Он медленно нажал на ручку двери и прислушался.

– Надеюсь, все согласны, как следует действовать? Это, естественно, Спирс. К каким действиям он призывает?

– Старая шлюха набросится на Джесси, как только поймет, что ее дорогой Джеймс женился, – вставил Самсон. – В таком случае она хоть ненадолго оставит в покое бедняжку Дачесс.

– Скорее всего, – согласился Баджер. – Еще чаю, Мэгги?

– Спасибо, мистер Баджер. Вы положили туда какие-то травки?

– Вы угадали, Мэгги. От них сон лучше. Может, мы сумеем наконец отдохнуть. Господь милосердный знает, как мы в этом нуждаемся, если хотим справиться с множеством проблем, которые стоят перед нами.

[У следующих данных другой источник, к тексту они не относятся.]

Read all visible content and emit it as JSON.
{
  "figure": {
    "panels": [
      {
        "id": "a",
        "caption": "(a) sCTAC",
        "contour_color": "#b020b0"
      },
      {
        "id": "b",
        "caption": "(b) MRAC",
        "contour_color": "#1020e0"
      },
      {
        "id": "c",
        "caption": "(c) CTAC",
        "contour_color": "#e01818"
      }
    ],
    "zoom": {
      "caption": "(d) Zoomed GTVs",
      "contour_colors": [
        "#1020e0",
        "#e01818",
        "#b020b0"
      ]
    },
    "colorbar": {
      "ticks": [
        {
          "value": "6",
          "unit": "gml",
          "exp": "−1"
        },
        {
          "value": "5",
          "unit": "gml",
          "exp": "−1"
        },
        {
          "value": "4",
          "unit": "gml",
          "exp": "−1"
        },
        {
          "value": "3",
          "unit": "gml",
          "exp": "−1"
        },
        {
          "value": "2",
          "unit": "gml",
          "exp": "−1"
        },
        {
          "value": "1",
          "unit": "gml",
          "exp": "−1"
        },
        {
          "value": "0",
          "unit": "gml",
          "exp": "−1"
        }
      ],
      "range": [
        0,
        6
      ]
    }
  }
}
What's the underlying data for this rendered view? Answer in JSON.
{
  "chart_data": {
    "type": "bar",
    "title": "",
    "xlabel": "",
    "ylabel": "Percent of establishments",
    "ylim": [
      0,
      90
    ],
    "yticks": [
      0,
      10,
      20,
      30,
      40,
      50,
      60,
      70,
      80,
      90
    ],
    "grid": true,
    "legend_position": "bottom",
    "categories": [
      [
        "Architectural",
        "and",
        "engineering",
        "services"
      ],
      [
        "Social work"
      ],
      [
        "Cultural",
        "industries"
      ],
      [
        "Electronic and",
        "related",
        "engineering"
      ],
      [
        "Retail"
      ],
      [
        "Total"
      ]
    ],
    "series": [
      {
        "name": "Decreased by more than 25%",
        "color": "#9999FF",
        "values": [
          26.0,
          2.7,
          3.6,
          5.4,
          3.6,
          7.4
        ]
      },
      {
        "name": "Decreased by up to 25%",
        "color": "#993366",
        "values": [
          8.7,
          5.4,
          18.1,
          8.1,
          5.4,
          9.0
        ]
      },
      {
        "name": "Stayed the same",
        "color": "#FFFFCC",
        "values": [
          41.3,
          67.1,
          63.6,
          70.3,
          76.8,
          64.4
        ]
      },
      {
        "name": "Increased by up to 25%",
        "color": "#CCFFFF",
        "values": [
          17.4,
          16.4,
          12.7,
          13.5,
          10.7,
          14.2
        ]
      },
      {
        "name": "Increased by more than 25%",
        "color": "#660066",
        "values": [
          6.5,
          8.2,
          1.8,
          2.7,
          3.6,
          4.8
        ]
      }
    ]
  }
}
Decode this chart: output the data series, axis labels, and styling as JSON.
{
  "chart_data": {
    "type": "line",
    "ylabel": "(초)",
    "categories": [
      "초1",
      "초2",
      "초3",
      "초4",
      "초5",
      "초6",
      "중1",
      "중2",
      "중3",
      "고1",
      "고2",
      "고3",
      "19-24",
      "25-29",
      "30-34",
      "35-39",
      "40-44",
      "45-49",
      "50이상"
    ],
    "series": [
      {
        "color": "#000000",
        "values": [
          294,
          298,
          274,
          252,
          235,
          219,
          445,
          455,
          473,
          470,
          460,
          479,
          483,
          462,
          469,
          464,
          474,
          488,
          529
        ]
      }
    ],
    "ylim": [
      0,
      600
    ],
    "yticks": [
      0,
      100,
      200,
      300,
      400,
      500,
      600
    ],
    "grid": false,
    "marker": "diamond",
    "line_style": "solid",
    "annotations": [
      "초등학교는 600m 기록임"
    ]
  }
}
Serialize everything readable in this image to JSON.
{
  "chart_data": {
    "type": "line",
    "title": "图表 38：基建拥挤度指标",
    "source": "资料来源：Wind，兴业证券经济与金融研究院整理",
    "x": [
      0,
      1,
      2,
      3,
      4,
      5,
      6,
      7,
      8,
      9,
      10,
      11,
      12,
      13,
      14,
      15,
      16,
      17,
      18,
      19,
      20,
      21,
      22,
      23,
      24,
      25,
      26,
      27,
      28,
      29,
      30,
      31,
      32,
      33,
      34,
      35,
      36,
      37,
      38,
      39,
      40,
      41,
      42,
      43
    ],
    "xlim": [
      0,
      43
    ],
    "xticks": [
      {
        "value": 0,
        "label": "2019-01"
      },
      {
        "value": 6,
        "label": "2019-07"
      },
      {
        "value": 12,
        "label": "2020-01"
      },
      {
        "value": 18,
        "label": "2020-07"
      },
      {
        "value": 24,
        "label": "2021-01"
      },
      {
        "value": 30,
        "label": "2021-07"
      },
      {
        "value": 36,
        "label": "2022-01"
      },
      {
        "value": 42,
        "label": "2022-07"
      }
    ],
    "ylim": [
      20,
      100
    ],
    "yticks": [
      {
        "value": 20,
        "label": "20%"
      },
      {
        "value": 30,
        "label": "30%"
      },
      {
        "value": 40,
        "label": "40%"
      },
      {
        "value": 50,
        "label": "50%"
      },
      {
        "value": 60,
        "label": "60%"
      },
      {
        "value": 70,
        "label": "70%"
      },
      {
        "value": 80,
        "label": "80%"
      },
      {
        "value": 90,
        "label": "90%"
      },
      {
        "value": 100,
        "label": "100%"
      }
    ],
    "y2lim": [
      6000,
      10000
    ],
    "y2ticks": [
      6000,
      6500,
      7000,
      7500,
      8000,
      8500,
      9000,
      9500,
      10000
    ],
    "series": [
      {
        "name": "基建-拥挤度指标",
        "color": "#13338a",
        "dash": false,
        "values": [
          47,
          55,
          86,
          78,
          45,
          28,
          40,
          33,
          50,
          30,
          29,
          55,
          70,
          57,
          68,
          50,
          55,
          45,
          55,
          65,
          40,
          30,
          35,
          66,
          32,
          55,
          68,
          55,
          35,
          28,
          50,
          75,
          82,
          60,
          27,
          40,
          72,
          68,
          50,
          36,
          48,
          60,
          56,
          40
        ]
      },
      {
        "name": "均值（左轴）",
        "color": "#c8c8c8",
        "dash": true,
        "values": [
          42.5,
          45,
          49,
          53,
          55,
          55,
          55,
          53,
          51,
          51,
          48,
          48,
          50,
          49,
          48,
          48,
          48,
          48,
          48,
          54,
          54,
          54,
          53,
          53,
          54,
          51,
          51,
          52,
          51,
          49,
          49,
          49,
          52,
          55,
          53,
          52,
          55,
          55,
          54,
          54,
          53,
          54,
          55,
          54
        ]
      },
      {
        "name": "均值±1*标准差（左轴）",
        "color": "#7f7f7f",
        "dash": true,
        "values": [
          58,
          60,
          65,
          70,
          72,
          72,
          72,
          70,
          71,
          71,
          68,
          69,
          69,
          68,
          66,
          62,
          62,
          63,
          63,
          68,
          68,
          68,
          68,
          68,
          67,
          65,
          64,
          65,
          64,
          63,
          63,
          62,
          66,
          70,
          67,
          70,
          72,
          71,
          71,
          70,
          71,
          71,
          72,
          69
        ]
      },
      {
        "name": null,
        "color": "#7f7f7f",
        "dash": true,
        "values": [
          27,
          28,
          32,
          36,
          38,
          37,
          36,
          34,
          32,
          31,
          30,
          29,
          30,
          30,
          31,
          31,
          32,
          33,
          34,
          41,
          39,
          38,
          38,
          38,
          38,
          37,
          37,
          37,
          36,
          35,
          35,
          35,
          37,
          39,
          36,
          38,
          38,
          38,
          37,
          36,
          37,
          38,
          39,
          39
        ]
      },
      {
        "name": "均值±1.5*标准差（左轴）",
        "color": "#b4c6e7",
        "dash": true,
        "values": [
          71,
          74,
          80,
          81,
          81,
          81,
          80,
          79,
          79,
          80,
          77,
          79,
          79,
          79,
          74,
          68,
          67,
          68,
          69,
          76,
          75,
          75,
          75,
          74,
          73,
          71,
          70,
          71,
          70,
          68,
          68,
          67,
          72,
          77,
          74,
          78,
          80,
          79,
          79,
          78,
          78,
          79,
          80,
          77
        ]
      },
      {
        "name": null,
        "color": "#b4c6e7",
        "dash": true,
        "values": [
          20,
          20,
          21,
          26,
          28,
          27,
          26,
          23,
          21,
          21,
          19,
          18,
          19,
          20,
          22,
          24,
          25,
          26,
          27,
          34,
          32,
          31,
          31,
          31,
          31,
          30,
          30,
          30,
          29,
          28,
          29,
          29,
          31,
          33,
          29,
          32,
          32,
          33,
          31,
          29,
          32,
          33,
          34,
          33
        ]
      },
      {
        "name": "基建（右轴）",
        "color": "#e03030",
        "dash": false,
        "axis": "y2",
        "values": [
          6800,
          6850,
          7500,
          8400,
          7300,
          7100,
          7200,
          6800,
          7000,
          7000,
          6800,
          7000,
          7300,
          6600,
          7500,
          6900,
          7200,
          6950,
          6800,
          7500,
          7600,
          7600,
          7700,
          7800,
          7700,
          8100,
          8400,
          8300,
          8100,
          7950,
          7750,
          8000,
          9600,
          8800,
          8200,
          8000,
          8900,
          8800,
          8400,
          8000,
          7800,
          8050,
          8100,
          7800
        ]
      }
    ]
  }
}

Баджер деликатно зевнул, прикрыв рот рукой.

– Только представьте, – произнесла Мэгги, глотнув чая, – мы в колониях.

– Да, – подхватил Спирс, – и в три часа утра собрались на кухне, пытаясь сообразить, что делать дальше.

– И что же вы решили? – осведомился Джеймс, выступая на свет.

– Джеймс! – дружелюбно приветствовал его Спирс, поднимаясь со своего места во главе большого стола. – Вам следовало бы быть с Джесси.

– Я и был, но ей не очень хорошо, поэтому я пришел поискать, чем бы ей помочь.

– Я испек еще немного пресного хлеба, – сообщил Баджер и, отрезав несколько кусочков, завернул их в салфетку.

– К чему же вы все-таки пришли? – переспросил Джеймс, оглядывая собравшихся.

Спирс, как всегда элегантный, в халате из темно-синего бархата с парчовыми обшлагами, объявил:

– Садитесь, Джеймс. Мы выяснили, что никто из нас не может уснуть, кроме мистера Самсона, который, к своему счастью, способен спать стоя, как лошадь. Поэтому и собрались здесь попить чая и побеседовать. Обсудили всё и пришли к решению относительно вашей матери.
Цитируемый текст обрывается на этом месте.